The difference between מְחַיֶּה and מְחַיֵּה in the second בְּרָכָה of the Amida
This last year, I've been reading my way through Samson Raphael Hirsch's commentary on the Torah. He talks quite a bit about the meanings of Hebrew words (though he often gets his etymological derivations completely wrong, writing either in ignorance of or before the advent of modern Hebrew philology); and something he mentioned in last week's sedra answered something I'd been wondering about for years:
The second benediction of the Amida focuses on תְּחִיַת הַמֵּתִים the resurrection of the dead. (Indeed, it mentions it no fewer than five times, which would be good evidence, even if the Talmud didn't tell us so, that at the time the benediction reached its present form, rabbinical Judaism had a problem with other denominations—the Saduccees and Boethusians—denying the doctrine of the resurrection of the dead.) However, the בְּרָכָה makes use of two grammatical forms, מְחַיֶּה and מְחַיֵּה. What is the difference between them?

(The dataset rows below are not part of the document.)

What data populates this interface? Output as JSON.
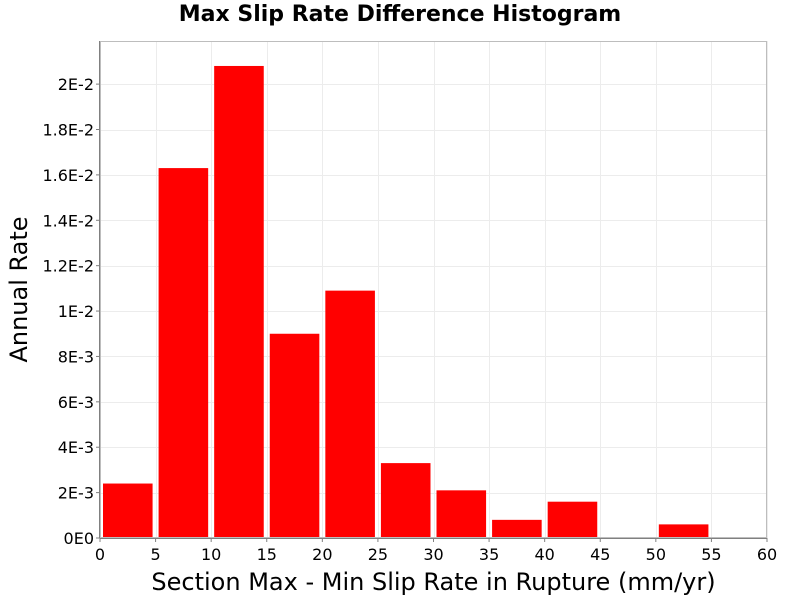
{
  "chart_data": {
    "type": "bar",
    "title": "Max Slip Rate Difference Histogram",
    "xlabel": "Section Max - Min Slip Rate in Rupture (mm/yr)",
    "ylabel": "Annual Rate",
    "xlim": [
      0,
      60
    ],
    "ylim": [
      0,
      0.0219
    ],
    "grid": true,
    "bar_color": "#ff0000",
    "bins": [
      {
        "x0": 0,
        "x1": 5,
        "value": 0.0024
      },
      {
        "x0": 5,
        "x1": 10,
        "value": 0.0163
      },
      {
        "x0": 10,
        "x1": 15,
        "value": 0.0208
      },
      {
        "x0": 15,
        "x1": 20,
        "value": 0.009
      },
      {
        "x0": 20,
        "x1": 25,
        "value": 0.0109
      },
      {
        "x0": 25,
        "x1": 30,
        "value": 0.0033
      },
      {
        "x0": 30,
        "x1": 35,
        "value": 0.0021
      },
      {
        "x0": 35,
        "x1": 40,
        "value": 0.0008
      },
      {
        "x0": 40,
        "x1": 45,
        "value": 0.0016
      },
      {
        "x0": 45,
        "x1": 50,
        "value": 0.0
      },
      {
        "x0": 50,
        "x1": 55,
        "value": 0.0006
      },
      {
        "x0": 55,
        "x1": 60,
        "value": 0.0
      }
    ],
    "x_ticks": [
      {
        "value": 0,
        "label": "0"
      },
      {
        "value": 5,
        "label": "5"
      },
      {
        "value": 10,
        "label": "10"
      },
      {
        "value": 15,
        "label": "15"
      },
      {
        "value": 20,
        "label": "20"
      },
      {
        "value": 25,
        "label": "25"
      },
      {
        "value": 30,
        "label": "30"
      },
      {
        "value": 35,
        "label": "35"
      },
      {
        "value": 40,
        "label": "40"
      },
      {
        "value": 45,
        "label": "45"
      },
      {
        "value": 50,
        "label": "50"
      },
      {
        "value": 55,
        "label": "55"
      },
      {
        "value": 60,
        "label": "60"
      }
    ],
    "y_ticks": [
      {
        "value": 0,
        "label": "0E0"
      },
      {
        "value": 0.002,
        "label": "2E-3"
      },
      {
        "value": 0.004,
        "label": "4E-3"
      },
      {
        "value": 0.006,
        "label": "6E-3"
      },
      {
        "value": 0.008,
        "label": "8E-3"
      },
      {
        "value": 0.01,
        "label": "1E-2"
      },
      {
        "value": 0.012,
        "label": "1.2E-2"
      },
      {
        "value": 0.014,
        "label": "1.4E-2"
      },
      {
        "value": 0.016,
        "label": "1.6E-2"
      },
      {
        "value": 0.018,
        "label": "1.8E-2"
      },
      {
        "value": 0.02,
        "label": "2E-2"
      }
    ]
  }
}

As I understand it, the vowel on the last letter of the root of a verb turns to a סֶגוֹל when that root letter is a ה, which indicates that מְחַיֶּה is the correct present participle. So what, then, is מְחַיֵּה?
From Hirsch's writing about another word using the same grammatical form, I now understand that מְחַיֶּה is the verb form ("bringing life"), and מְחַיֵּה the noun ("bringer of life").
Another of my incredibly finicky questions about Hebrew grammar answered. Thanks, R. Hirsch!